Declassified files: No future for British shipbuilding, said Ken Clarke in 1988

Kenneth Clarke (left) pictured canvassing with future Tory leader William Hague in 1989
Kenneth Clarke (left) pictured canvassing with future Tory leader William Hague in 1989

As famous British shipyards struggled to survive even with massive Government subsidies, a senior minister privately warned that “there is no long-term future in shipbuilding”.

Files declassified at the Public Record Office in Belfast under the 20 Year Rule show that Ken Clarke, then the chancellor of the Duchy of Lancaster with responsibility for inner city areas, made the warning in early 1988 and made clear that Belfast’s Harland & Wolff (H&W) shipyard could not be exempted from the pain felt by shipyards elsewhere in the UK.

In a secret May 6 1988 paper to the prime minister, Mr Clarke spoke bluntly about the industry’s future prospects.

At that point, British Shipbuilding (BS) was being subsidised at 28% of the cost of each ship, something which Mr Clarke described as “an absurd basis on which to conduct a business”.

He said that the situation at H&W – which had been nationalised years earlier – was “essentially the same as for the BS yards”.

And far more public money ultimately went into each ship, he said, because in practice even with the 28% subsidy each project made a huge loss and then had to be bailed out by taxpayers.

“I think there is a strong case for applying the same approach to Harlands as I am recommending for the BS yards, namely announcing an end to IF [Intervention Fund] support.

“Without such an announcement, the task of managing the BS yards will be made significantly more difficult.”

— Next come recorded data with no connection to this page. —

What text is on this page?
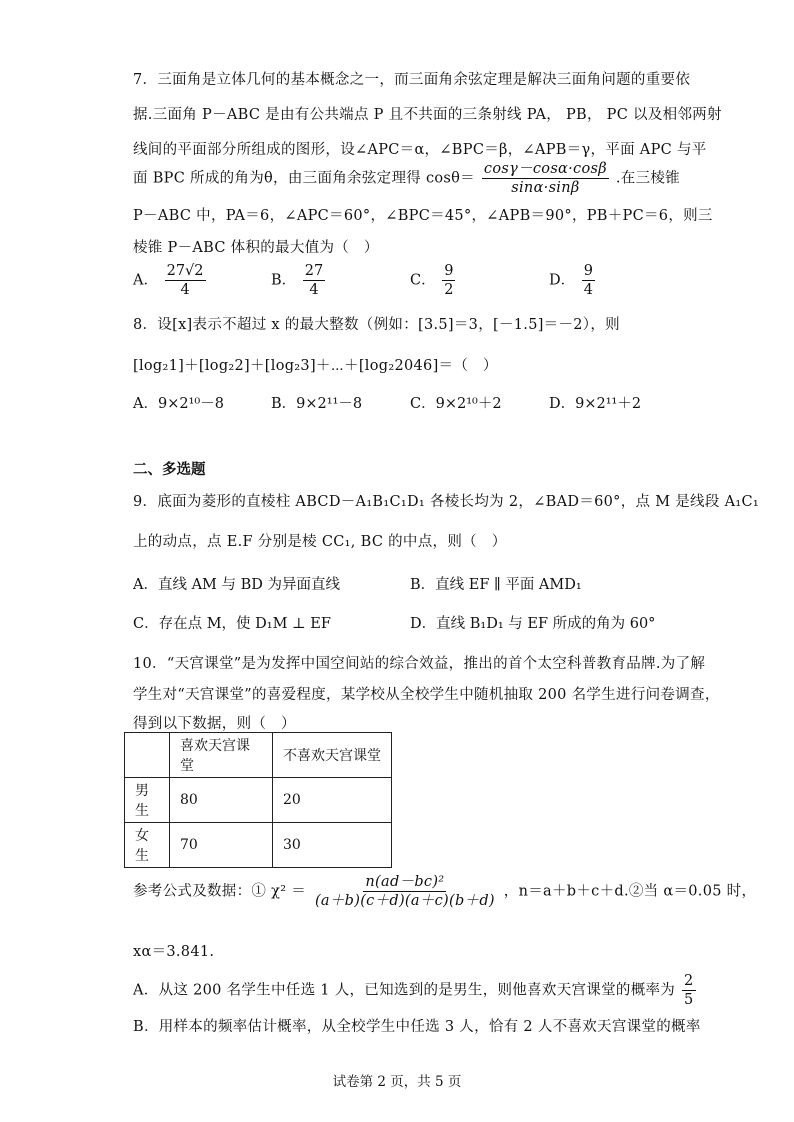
7．三面角是立体几何的基本概念之一，而三面角余弦定理是解决三面角问题的重要依
据.三面角 P－ABC 是由有公共端点 P 且不共面的三条射线 PA， PB， PC 以及相邻两射
线间的平面部分所组成的图形，设∠APC＝α，∠BPC＝β，∠APB＝γ，平面 APC 与平
面 BPC 所成的角为θ，由三面角余弦定理得 $\cos\theta= \frac{\cos\gamma-\cos\alpha\cdot\cos\beta}{\sin\alpha\cdot\sin\beta}$ .在三棱锥
P－ABC 中，PA＝6，∠APC＝60°，∠BPC＝45°，∠APB＝90°，PB＋PC＝6，则三
棱锥 P－ABC 体积的最大值为（　）
A． $\frac{27√2}{4}$	B． $\frac{27}{4}$	C． $\frac{9}{2}$	D． $\frac{9}{4}$
8．设[x]表示不超过 x 的最大整数（例如：[3.5]＝3，[－1.5]＝－2），则
[log₂1]＋[log₂2]＋[log₂3]＋⋯＋[log₂2046]＝（　）
A．9×2¹⁰－8	B．9×2¹¹－8	C．9×2¹⁰＋2	D．9×2¹¹＋2
二、多选题
9．底面为菱形的直棱柱 ABCD－A₁B₁C₁D₁ 各棱长均为 2，∠BAD＝60°，点 M 是线段 A₁C₁
上的动点，点 E.F 分别是棱 CC₁, BC 的中点，则（　）
A．直线 AM 与 BD 为异面直线	B．直线 EF ∥ 平面 AMD₁
C．存在点 M，使 D₁M ⊥ EF	D．直线 B₁D₁ 与 EF 所成的角为 60°
10．“天宫课堂”是为发挥中国空间站的综合效益，推出的首个太空科普教育品牌.为了解
学生对“天宫课堂”的喜爱程度，某学校从全校学生中随机抽取 200 名学生进行问卷调查，
得到以下数据，则（　）
	喜欢天宫课堂	不喜欢天宫课堂
男生	80	20
女生	70	30
参考公式及数据：① $\chi^2 = \frac{\text{n(ad－bc)²}}{(a+b)(c+d)(a+c)(b+d)}$ ，n＝a＋b＋c＋d.②当 α＝0.05 时，
xα＝3.841.
A．从这 200 名学生中任选 1 人，已知选到的是男生，则他喜欢天宫课堂的概率为 $\frac{2}{5}$
B．用样本的频率估计概率，从全校学生中任选 3 人，恰有 2 人不喜欢天宫课堂的概率
试卷第 2 页，共 5 页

He added: “I believe we all know that there is no long-term future in shipbuilding.

“I do not think future generations of workers at Sunderland and elsewhere would thank us for not giving them the opportunities that, to take the similar example of the steel industry a few years ago, now exist at places like Corby and Consett.”

The file also contains a March 20, 1988 paper from senior Stormont civil servant George Quigley to David Fell which was given the unusual clarification of ‘Secret and Immediate’.

Relating a conversation with the Treasury, it said: “They regard shipbuilding as, at best, a ‘negative added value’ industry and the sooner we are out of it the better.”

H&W’s last ship was launched in 2003. The company is now much smaller, but focuses on other areas of major engineering, including wind turbines.